Certo dia, essa semana, eu acordei com um link de uma coluna do #opinião da Rádio Taquara. Li atentamente, refleti, e por um instante a desconsiderei. Saí para o trabalho e passando pela Júlio de Castilhos, aproximadamente 08 horas da manhã, me deparei com uma pessoa, aparentemente moradora de rua, pois além da roupa em péssimas condições trazia consigo os seus poucos pertences em duas sacolas que a acompanhavam, e em uma delas dava para identificar a presença de peças de roupa; procurava coisas no lixo – não sei exatamente se alimento ou se algo diferente -, mas procurava coisas no lixo. Nesse instante, a tal coluna voltou à minha mente. Refleti novamente. E, mais uma vez, entendi que deveria desconsiderá-la pela forma com que foi escrita e o tom que as palavras ali presentes traziam: um tom mais de confronto que de conciliação; um tom mais de embate do que de debate; um tom mais de polêmica que de resposta à comunidade.
À noite, em casa, por volta das 23 horas e 30 minutos, ouço latidos e vozes. Como a região onde moro teve uma série de assaltos e arrombamentos no mês de janeiro, fui observar pela janela. Era um homem na faixa dos 25 anos, aparentemente sob efeito de drogas, vestindo apenas uma bermuda e nos pés um chinelo. Batendo nas portas das pessoas nesse horário para pedir dinheiro, roupa, comida… Tristemente sabemos para onde vão essas “ajudas”.
Depois dessa cena, voltei para a cama e novamente a tal coluna veio à minha cabeça. Refleti ainda mais uma vez.
Na quarta-feira, saindo do trabalho por volta das 17:30 me deparo com mais um homem na mesma condição em pleno centro, próximo ao supermercado Rissul – local aliás, onde os clientes sofrem com as investidas dos pedintes.
Hoje, quinta-feira, mais um homem pedindo “ajudas” nas portas das casas da mesma região – Tristão Monteiro, Venâncio Aires, José Júlio Muller e Carlos Kroeff. De duas uma, ou apenas essa região tem pessoas passando por esse tipo de condição ou não entendo como sabendo os locais onde isto acontece nenhuma atitude efetiva é tomada.
Não é tão difícil perceber a quantidade de pessoas que circulam pela cidade nessa mesma situação.
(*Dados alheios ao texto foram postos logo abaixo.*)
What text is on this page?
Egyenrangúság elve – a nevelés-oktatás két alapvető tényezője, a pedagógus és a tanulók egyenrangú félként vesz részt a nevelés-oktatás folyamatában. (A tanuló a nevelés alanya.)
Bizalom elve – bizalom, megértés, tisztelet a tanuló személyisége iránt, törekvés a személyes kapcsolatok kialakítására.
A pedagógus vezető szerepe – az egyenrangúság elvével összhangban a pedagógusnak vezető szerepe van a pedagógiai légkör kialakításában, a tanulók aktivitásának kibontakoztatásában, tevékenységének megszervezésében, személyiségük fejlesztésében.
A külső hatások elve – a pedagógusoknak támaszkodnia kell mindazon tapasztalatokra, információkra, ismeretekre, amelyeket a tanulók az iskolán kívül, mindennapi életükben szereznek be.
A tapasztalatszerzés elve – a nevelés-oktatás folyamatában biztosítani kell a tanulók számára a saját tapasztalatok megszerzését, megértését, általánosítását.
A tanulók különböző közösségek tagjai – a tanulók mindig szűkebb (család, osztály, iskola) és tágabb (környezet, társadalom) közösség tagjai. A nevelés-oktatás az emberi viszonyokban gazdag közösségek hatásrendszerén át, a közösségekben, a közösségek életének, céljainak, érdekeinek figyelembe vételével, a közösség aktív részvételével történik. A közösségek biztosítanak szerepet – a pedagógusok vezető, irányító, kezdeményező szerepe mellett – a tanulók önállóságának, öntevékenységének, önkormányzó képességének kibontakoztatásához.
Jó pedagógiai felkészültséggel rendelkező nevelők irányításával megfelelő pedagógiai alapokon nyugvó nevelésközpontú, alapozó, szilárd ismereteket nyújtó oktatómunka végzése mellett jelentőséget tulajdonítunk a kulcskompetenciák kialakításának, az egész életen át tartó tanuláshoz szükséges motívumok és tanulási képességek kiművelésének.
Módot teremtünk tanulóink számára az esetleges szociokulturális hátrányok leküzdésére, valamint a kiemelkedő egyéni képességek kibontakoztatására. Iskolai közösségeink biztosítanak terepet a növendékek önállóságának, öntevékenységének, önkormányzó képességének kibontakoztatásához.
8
Então eu quero aqui, hoje, reafirmar que diferente do que li, não os vemos como um incômodo, os vemos como questão pública, de saúde pública, de segurança pública e de cidadania. Não me venham querer desmerecer a nossa luta e a nossa denúncia; não queiram diminuir o que sentimos e expomos através destas linhas; não desmereçam o sentimento que aflige as pessoas que tiveram suas casas invadidas em plena luz do dia diante de seus olhos e que agora estão traumatizadas e com problemas psicológicos; não desmereçam a voz da comunidade que usa este espaço para gritar por seus direitos.
Façam tudo que quiserem, mas não se sintam na liberdade de dizer a quem sofre com isso que é preciso fazer a nossa parte. Cumpram seu papel. Trabalhem. Façam por merecer seus salários e não venham tentar retirar a liberdade de expressão das pessoas. As redes sociais são sim um espaço que pode e deve ser utilizado para denunciarmos os descasos e nossos sofrimentos.
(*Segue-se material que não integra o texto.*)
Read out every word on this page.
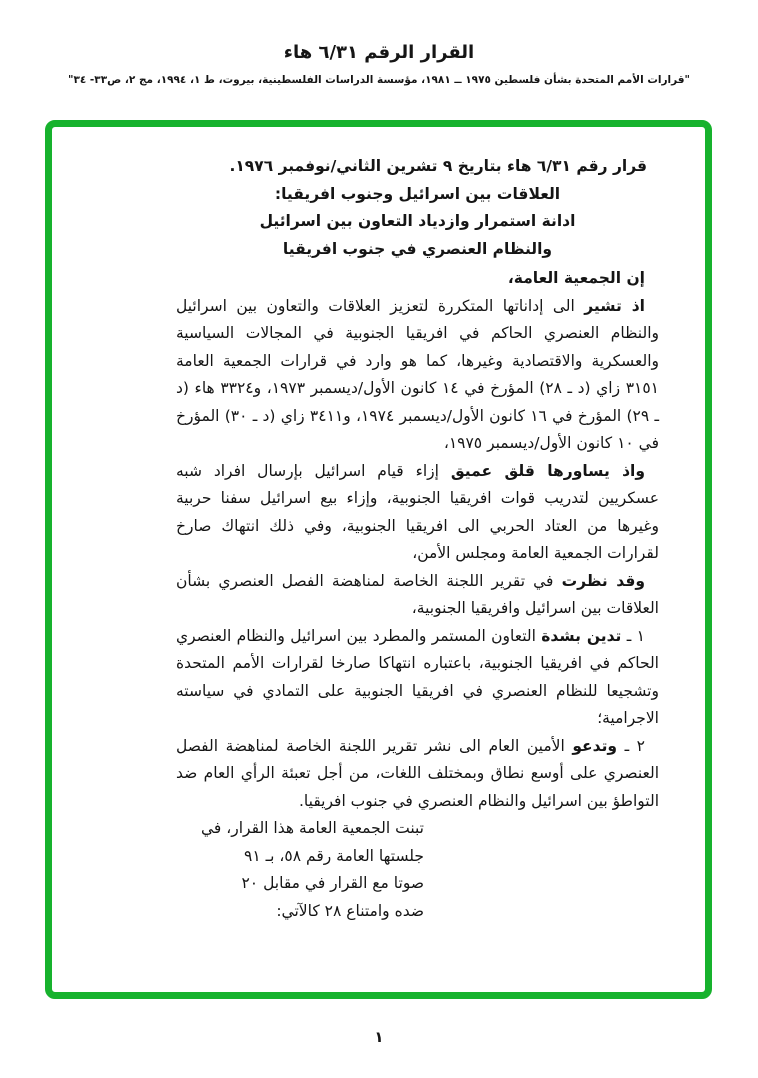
القرار الرقم ٦/٣١ هاء
"قرارات الأمم المتحدة بشأن فلسطين ١٩٧٥ ــ ١٩٨١، مؤسسة الدراسات الفلسطينية، بيروت، ط ١، ١٩٩٤، مج ٢، ص٣٣- ٣٤"
قرار رقم ٦/٣١ هاء بتاريخ ٩ تشرين الثاني/نوفمبر ١٩٧٦.
العلاقات بين اسرائيل وجنوب افريقيا:
ادانة استمرار وازدياد التعاون بين اسرائيل
والنظام العنصري في جنوب افريقيا
إن الجمعية العامة،

اذ تشير الى إداناتها المتكررة لتعزيز العلاقات والتعاون بين اسرائيل والنظام العنصري الحاكم في افريقيا الجنوبية في المجالات السياسية والعسكرية والاقتصادية وغيرها، كما هو وارد في قرارات الجمعية العامة ٣١٥١ زاي (د ـ ٢٨) المؤرخ في ١٤ كانون الأول/ديسمبر ١٩٧٣، و٣٣٢٤ هاء (د ـ ٢٩) المؤرخ في ١٦ كانون الأول/ديسمبر ١٩٧٤، و٣٤١١ زاي (د ـ ٣٠) المؤرخ في ١٠ كانون الأول/ديسمبر ١٩٧٥،

واذ يساورها قلق عميق إزاء قيام اسرائيل بإرسال افراد شبه عسكريين لتدريب قوات افريقيا الجنوبية، وإزاء بيع اسرائيل سفنا حربية وغيرها من العتاد الحربي الى افريقيا الجنوبية، وفي ذلك انتهاك صارخ لقرارات الجمعية العامة ومجلس الأمن،

وقد نظرت في تقرير اللجنة الخاصة لمناهضة الفصل العنصري بشأن العلاقات بين اسرائيل وافريقيا الجنوبية،

١ ـ تدين بشدة التعاون المستمر والمطرد بين اسرائيل والنظام العنصري الحاكم في افريقيا الجنوبية، باعتباره انتهاكا صارخا لقرارات الأمم المتحدة وتشجيعا للنظام العنصري في افريقيا الجنوبية على التمادي في سياسته الاجرامية؛

٢ ـ وتدعو الأمين العام الى نشر تقرير اللجنة الخاصة لمناهضة الفصل العنصري على أوسع نطاق وبمختلف اللغات، من أجل تعبئة الرأي العام ضد التواطؤ بين اسرائيل والنظام العنصري في جنوب افريقيا.

تبنت الجمعية العامة هذا القرار، في
جلستها العامة رقم ٥٨، بـ ٩١
صوتا مع القرار في مقابل ٢٠
ضده وامتناع ٢٨ كالآتي:
١
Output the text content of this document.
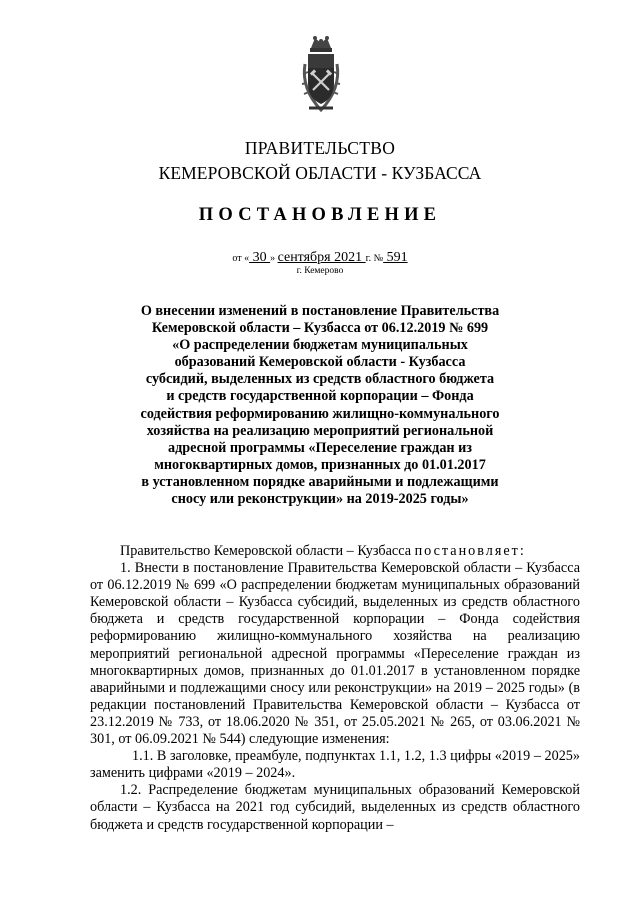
ПРАВИТЕЛЬСТВО
КЕМЕРОВСКОЙ ОБЛАСТИ - КУЗБАССА
ПОСТАНОВЛЕНИЕ
от « 30 » сентября 2021 г. № 591
г. Кемерово
О внесении изменений в постановление Правительства
Кемеровской области – Кузбасса от 06.12.2019 № 699
«О распределении бюджетам муниципальных
образований Кемеровской области - Кузбасса
субсидий, выделенных из средств областного бюджета
и средств государственной корпорации – Фонда
содействия реформированию жилищно-коммунального
хозяйства на реализацию мероприятий региональной
адресной программы «Переселение граждан из
многоквартирных домов, признанных до 01.01.2017
в установленном порядке аварийными и подлежащими
сносу или реконструкции» на 2019-2025 годы»

Правительство Кемеровской области – Кузбасса постановляет:

1. Внести в постановление Правительства Кемеровской области – Кузбасса от 06.12.2019 № 699 «О распределении бюджетам муниципальных образований Кемеровской области – Кузбасса субсидий, выделенных из средств областного бюджета и средств государственной корпорации – Фонда содействия реформированию жилищно-коммунального хозяйства на реализацию мероприятий региональной адресной программы «Переселение граждан из многоквартирных домов, признанных до 01.01.2017 в установленном порядке аварийными и подлежащими сносу или реконструкции» на 2019 – 2025 годы» (в редакции постановлений Правительства Кемеровской области – Кузбасса от 23.12.2019 № 733, от 18.06.2020 № 351, от 25.05.2021 № 265, от 03.06.2021 № 301, от 06.09.2021 № 544) следующие изменения:

1.1. В заголовке, преамбуле, подпунктах 1.1, 1.2, 1.3 цифры «2019 – 2025» заменить цифрами «2019 – 2024».

1.2. Распределение бюджетам муниципальных образований Кемеровской области – Кузбасса на 2021 год субсидий, выделенных из средств областного бюджета и средств государственной корпорации –
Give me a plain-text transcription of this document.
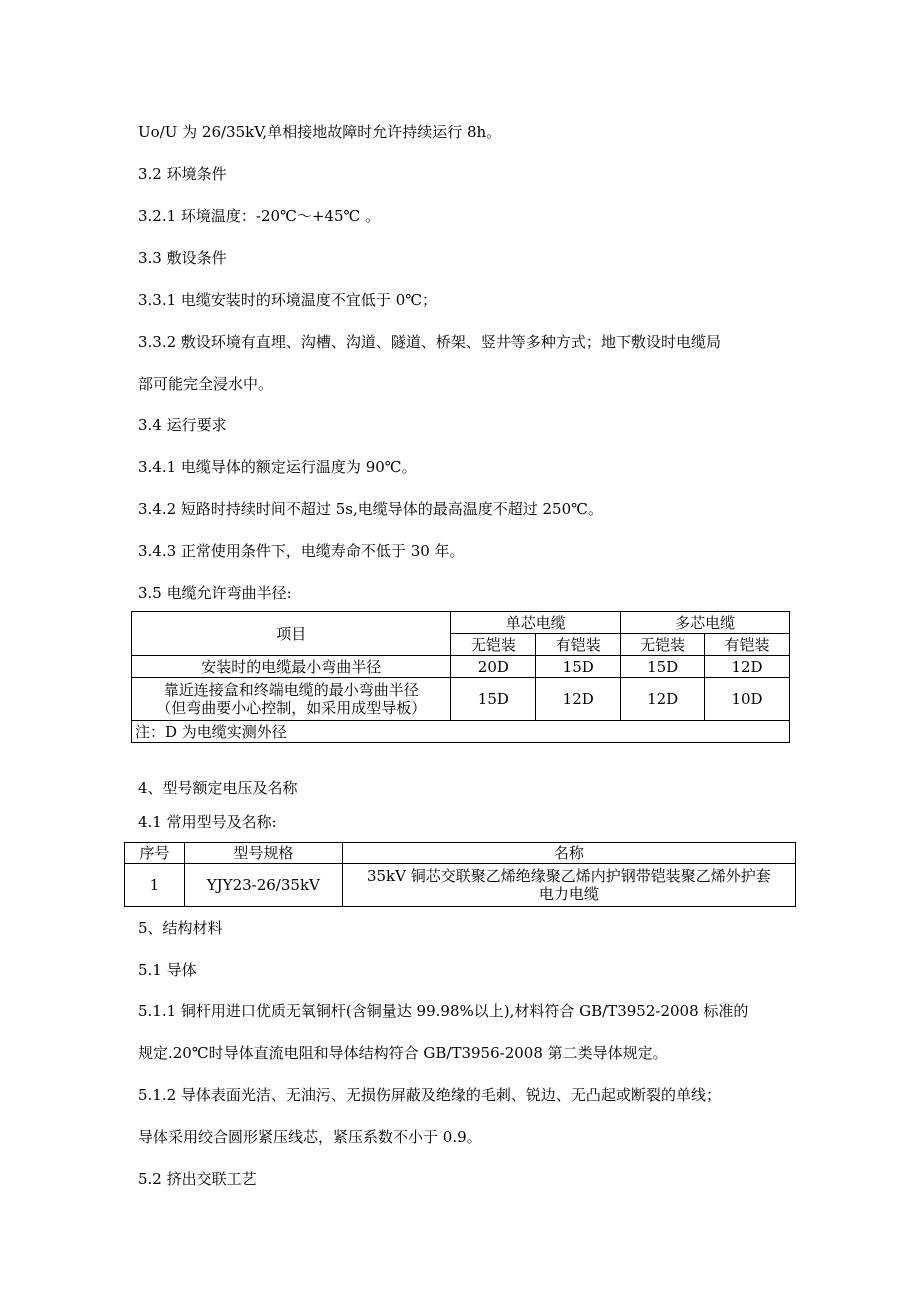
Uo/U 为 26/35kV,单相接地故障时允许持续运行 8h。
3.2 环境条件
3.2.1 环境温度：-20℃～+45℃ 。
3.3 敷设条件
3.3.1 电缆安装时的环境温度不宜低于 0℃；
3.3.2 敷设环境有直埋、沟槽、沟道、隧道、桥架、竖井等多种方式；地下敷设时电缆局
部可能完全浸水中。
3.4 运行要求
3.4.1 电缆导体的额定运行温度为 90℃。
3.4.2 短路时持续时间不超过 5s,电缆导体的最高温度不超过 250℃。
3.4.3 正常使用条件下，电缆寿命不低于 30 年。
3.5 电缆允许弯曲半径:
项目	单芯电缆		多芯电缆	
	无铠装	有铠装	无铠装	有铠装
安装时的电缆最小弯曲半径	20D	15D	15D	12D

靠近连接盒和终端电缆的最小弯曲半径
（但弯曲要小心控制，如采用成型导板）	15D	12D	12D	10D
注：D 为电缆实测外径				
4、型号额定电压及名称
4.1 常用型号及名称:
序号	型号规格	名称
1	YJY23-26/35kV	35kV 铜芯交联聚乙烯绝缘聚乙烯内护钢带铠装聚乙烯外护套
电力电缆
5、结构材料
5.1 导体
5.1.1 铜杆用进口优质无氧铜杆(含铜量达 99.98%以上),材料符合 GB/T3952-2008 标准的
规定.20℃时导体直流电阻和导体结构符合 GB/T3956-2008 第二类导体规定。
5.1.2 导体表面光洁、无油污、无损伤屏蔽及绝缘的毛刺、锐边、无凸起或断裂的单线；
导体采用绞合圆形紧压线芯，紧压系数不小于 0.9。
5.2 挤出交联工艺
Que os programas sociais sejam utilizados para auxiliar essas pessoas que sofrem também com a dependência química, com a falta de dinheiro para uma moradia digna, com o desemprego, com a falta de condições dignas de vida.
E repito: Não desmereçam a dor de quem vive a insegurança e o medo todos os dias e noites de sua vida.
É como diz a frase: “Seu problema é um grão de areia, se comparado a outros. Sim, mas esse grão de areia está no meu olho”. Mais empatia com os moradores desta cidade e com os que estão na rua ou na dependência química precisando da ação governamental. E menos palco!